Below, I run a series of simulations to demonstrate. First, I ran two simulations: (1) a simulation with only one well, (2) a simulation with a neighboring child well fractured and produced after one year. Next, I ran three additional simulations based on Simulation 2 that had different damage mechanisms turned on. Also, these simulations injected a remediation treatment into the parent well 200 days after the child frac job. The three damage simulations are: (3) development of water block from leakoff into depleted formations, (4) the ‘gummy’ mechanism based on Rassenfoss (2018), and (5) asphaltene/iron oxide gunk based on Nieto et al. (2018).
1. Single well simulation
In this baseline simulation with only one well, total gas production reaches 345 MMscf and water production reaches 6600 bbl of water.
2. Parent/child simulation without special damage mechanisms
When the child fracture is fractured, the injected fluid and proppant mostly heads back towards the parent well. Consequently, the child well severely underperforms the parent well. Relative to the simulation without a child well, the parent well production is only modestly impacted – a reduction from 345 to 311 MMscf at 5 years. The reduction is caused by production interference. Because of the water injected in the child well, there is a significant uptick in water produced at the parent well after the frac hit.

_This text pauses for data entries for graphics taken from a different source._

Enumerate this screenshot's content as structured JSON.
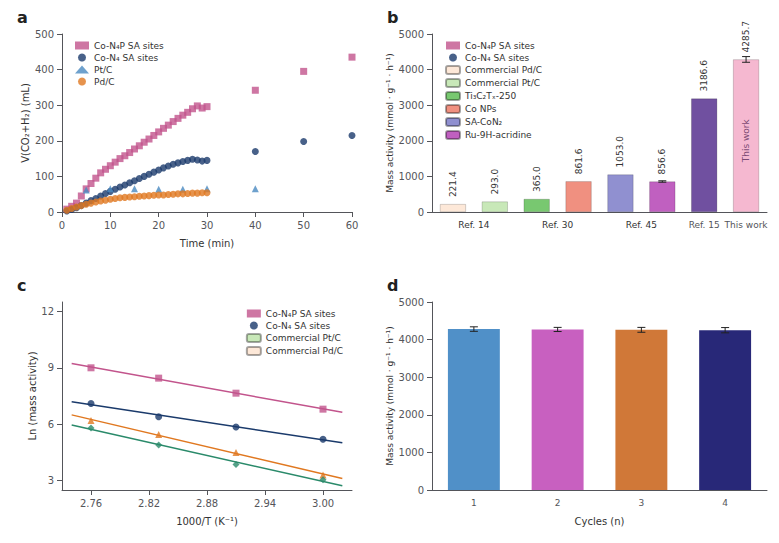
{
  "chart_data": [
    {
      "title": "a",
      "type": "scatter",
      "xlabel": "Time (min)",
      "ylabel": "V(CO₂+H₂) (mL)",
      "xlim": [
        0,
        60
      ],
      "xticks": [
        0,
        10,
        20,
        30,
        40,
        50,
        60
      ],
      "ylim": [
        0,
        500
      ],
      "yticks": [
        0,
        100,
        200,
        300,
        400,
        500
      ],
      "grid": false,
      "legend": "upper left",
      "series": [
        {
          "name": "Co-N₄P SA sites",
          "color": "#c2548c",
          "marker": "square",
          "x": [
            1,
            2,
            3,
            4,
            5,
            6,
            7,
            8,
            9,
            10,
            11,
            12,
            13,
            14,
            15,
            16,
            17,
            18,
            19,
            20,
            21,
            22,
            23,
            24,
            25,
            26,
            27,
            28,
            29,
            30,
            40,
            50,
            60
          ],
          "values": [
            8,
            16,
            25,
            45,
            65,
            80,
            95,
            110,
            120,
            130,
            140,
            150,
            158,
            167,
            177,
            186,
            196,
            205,
            215,
            225,
            235,
            244,
            254,
            263,
            272,
            280,
            290,
            298,
            292,
            296,
            342,
            395,
            435
          ]
        },
        {
          "name": "Co-N₄ SA sites",
          "color": "#1a3a6b",
          "marker": "circle",
          "x": [
            1,
            2,
            3,
            4,
            5,
            6,
            7,
            8,
            9,
            10,
            11,
            12,
            13,
            14,
            15,
            16,
            17,
            18,
            19,
            20,
            21,
            22,
            23,
            24,
            25,
            26,
            27,
            28,
            29,
            30,
            40,
            50,
            60
          ],
          "values": [
            3,
            7,
            12,
            18,
            25,
            32,
            38,
            45,
            52,
            58,
            64,
            70,
            76,
            82,
            88,
            94,
            100,
            106,
            112,
            118,
            124,
            129,
            134,
            138,
            142,
            145,
            148,
            146,
            143,
            145,
            170,
            198,
            215
          ]
        },
        {
          "name": "Pt/C",
          "color": "#4a8ac0",
          "marker": "triangle",
          "x": [
            5,
            10,
            15,
            20,
            25,
            30,
            40
          ],
          "values": [
            62,
            65,
            65,
            64,
            64,
            65,
            65
          ]
        },
        {
          "name": "Pd/C",
          "color": "#e07820",
          "marker": "circle",
          "x": [
            1,
            2,
            3,
            4,
            5,
            6,
            7,
            8,
            9,
            10,
            11,
            12,
            13,
            14,
            15,
            16,
            17,
            18,
            19,
            20,
            21,
            22,
            23,
            24,
            25,
            26,
            27,
            28,
            29,
            30
          ],
          "values": [
            5,
            10,
            14,
            18,
            22,
            25,
            28,
            31,
            33,
            36,
            38,
            40,
            41,
            42,
            43,
            44,
            45,
            46,
            47,
            48,
            48,
            49,
            50,
            51,
            51,
            52,
            53,
            53,
            54,
            54
          ]
        }
      ]
    },
    {
      "title": "b",
      "type": "bar",
      "ylabel": "Mass activity (mmol · g⁻¹ · h⁻¹)",
      "categories": [
        "Ref. 14",
        null,
        "Ref. 30",
        null,
        "Ref. 45",
        null,
        "Ref. 15",
        "This work"
      ],
      "ylim": [
        0,
        5000
      ],
      "yticks": [
        0,
        1000,
        2000,
        3000,
        4000,
        5000
      ],
      "grid": false,
      "legend": "upper left",
      "data_labels": true,
      "series": [
        {
          "name": "Co-N₄P SA sites",
          "color": "#f5b8d0",
          "values": [
            null,
            null,
            null,
            null,
            null,
            null,
            null,
            4285.7
          ],
          "value_labels": [
            null,
            null,
            null,
            null,
            null,
            null,
            null,
            "4285.7"
          ],
          "errors": [
            null,
            null,
            null,
            null,
            null,
            null,
            null,
            80
          ]
        },
        {
          "name": "Co-N₄ SA sites",
          "color": "#9090c8",
          "values": [
            null,
            null,
            null,
            null,
            null,
            null,
            null,
            null
          ]
        },
        {
          "name": "Commercial Pd/C",
          "color": "#fde8d8",
          "values": [
            221.4,
            null,
            null,
            null,
            null,
            null,
            null,
            null
          ],
          "value_labels": [
            "221.4",
            null,
            null,
            null,
            null,
            null,
            null,
            null
          ]
        },
        {
          "name": "Commercial Pt/C",
          "color": "#c8e8b8",
          "values": [
            null,
            293.0,
            null,
            null,
            null,
            null,
            null,
            null
          ],
          "value_labels": [
            null,
            "293.0",
            null,
            null,
            null,
            null,
            null,
            null
          ]
        },
        {
          "name": "Ti₃C₂Tₓ-250",
          "color": "#78c870",
          "values": [
            null,
            null,
            365.0,
            null,
            null,
            null,
            null,
            null
          ],
          "value_labels": [
            null,
            null,
            "365.0",
            null,
            null,
            null,
            null,
            null
          ]
        },
        {
          "name": "Co NPs",
          "color": "#f09080",
          "values": [
            null,
            null,
            null,
            861.6,
            null,
            null,
            null,
            null
          ],
          "value_labels": [
            null,
            null,
            null,
            "861.6",
            null,
            null,
            null,
            null
          ]
        },
        {
          "name": "SA-CoN₂",
          "color": "#9090d0",
          "values": [
            null,
            null,
            null,
            null,
            1053.0,
            null,
            null,
            null
          ],
          "value_labels": [
            null,
            null,
            null,
            null,
            "1053.0",
            null,
            null,
            null
          ]
        },
        {
          "name": "Ru-9H-acridine",
          "color": "#c060c0",
          "values": [
            null,
            null,
            null,
            null,
            null,
            856.6,
            null,
            null
          ],
          "value_labels": [
            null,
            null,
            null,
            null,
            null,
            "856.6",
            null,
            null
          ],
          "errors": [
            null,
            null,
            null,
            null,
            null,
            20,
            null,
            null
          ]
        },
        {
          "color": "#7050a0",
          "values": [
            null,
            null,
            null,
            null,
            null,
            null,
            3186.6,
            null
          ],
          "value_labels": [
            null,
            null,
            null,
            null,
            null,
            null,
            "3186.6",
            null
          ]
        }
      ],
      "annotations": [
        {
          "text": "This work",
          "x": "This work",
          "y": 2000
        }
      ]
    },
    {
      "title": "c",
      "type": "scatter",
      "xlabel": "1000/T (K⁻¹)",
      "ylabel": "Ln (mass activity)",
      "xlim": [
        2.73,
        3.03
      ],
      "xticks": [
        2.76,
        2.82,
        2.88,
        2.94,
        {
          "value": 3.0,
          "label": "3.00"
        }
      ],
      "ylim": [
        2.5,
        12.5
      ],
      "yticks": [
        3,
        6,
        9,
        12
      ],
      "grid": false,
      "legend": "upper right",
      "series": [
        {
          "name": "Co-N₄P SA sites",
          "color": "#c2548c",
          "marker": "square",
          "x": [
            2.76,
            2.83,
            2.91,
            3.0
          ],
          "values": [
            9.0,
            8.45,
            7.65,
            6.8
          ],
          "fit": {
            "x": [
              2.74,
              3.02
            ],
            "values": [
              9.2262,
              6.6312
            ]
          }
        },
        {
          "name": "Co-N₄ SA sites",
          "color": "#1a3a6b",
          "marker": "circle",
          "x": [
            2.76,
            2.83,
            2.91,
            3.0
          ],
          "values": [
            7.1,
            6.4,
            5.85,
            5.2
          ],
          "fit": {
            "x": [
              2.74,
              3.02
            ],
            "values": [
              7.1889,
              5.0082
            ]
          }
        },
        {
          "name": "Commercial Pt/C",
          "color": "#e07820",
          "marker": "triangle",
          "x": [
            2.76,
            2.83,
            2.91,
            3.0
          ],
          "values": [
            6.2,
            5.45,
            4.5,
            3.3
          ],
          "fit": {
            "x": [
              2.74,
              3.02
            ],
            "values": [
              6.4953,
              3.1087
            ]
          }
        },
        {
          "name": "Commercial Pd/C",
          "color": "#2a8a6a",
          "marker": "diamond",
          "x": [
            2.76,
            2.83,
            2.91,
            3.0
          ],
          "values": [
            5.8,
            4.9,
            3.85,
            3.05
          ],
          "fit": {
            "x": [
              2.74,
              3.02
            ],
            "values": [
              5.9624,
              2.7219
            ]
          }
        }
      ]
    },
    {
      "title": "d",
      "type": "bar",
      "xlabel": "Cycles (n)",
      "ylabel": "Mass activity (mmol · g⁻¹ · h⁻¹)",
      "categories": [
        "1",
        "2",
        "3",
        "4"
      ],
      "values": [
        4280,
        4270,
        4260,
        4250
      ],
      "errors": [
        60,
        55,
        65,
        70
      ],
      "colors": [
        "#5090c8",
        "#c860c0",
        "#d07838",
        "#282878"
      ],
      "ylim": [
        0,
        5000
      ],
      "yticks": [
        0,
        1000,
        2000,
        3000,
        4000,
        5000
      ],
      "grid": false
    }
  ]
}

3. Water block from leakoff into depleted formation
This simulation mimics a mechanism is based on the capillary entry pressure mechanism discussed above (Elputranto et al., 2018). When the formation fluid pressure within a few ft of the fracture has dropped by a certain amount, leakoff is assumed to create a ‘fracture skin’ that represents water block. For example, the user may specify that once pressure has gone 20% below the initial pressure, leakoff begins to create skin. The user can specify that the fracture skin blocks the production of all three phases, or just oil and gas (and not water). The rate of skin development depends on the rate of leakoff and the amount of pressure depletion. The amount of skin that develops in each fracture-matrix element connection is quantified by tracking the ‘thickness’ of the skin region. The user specifies a relative amount that permeability is lower within the ‘thickness’ region than in the surrounding rock.
Below, we see the result. In this simulation, the water block reduces oil/gas production, but not water production.
Production is dramatically impacted in the parent well by the skin damage. Water production increases greatly, and gas production is almost totally eliminated. Because of the reduced interference from the parent well, the child well actually performs better than in the case with no damage mechanisms. The second figure below shows the distribution of water block in the parent well after the child frac. Damage primarily forms in the area near the parent well, where the frac hit occurred and fluid leaked off into depleted formation. The remediation treatment pumped after 200 days recovers some of the production of the parent well.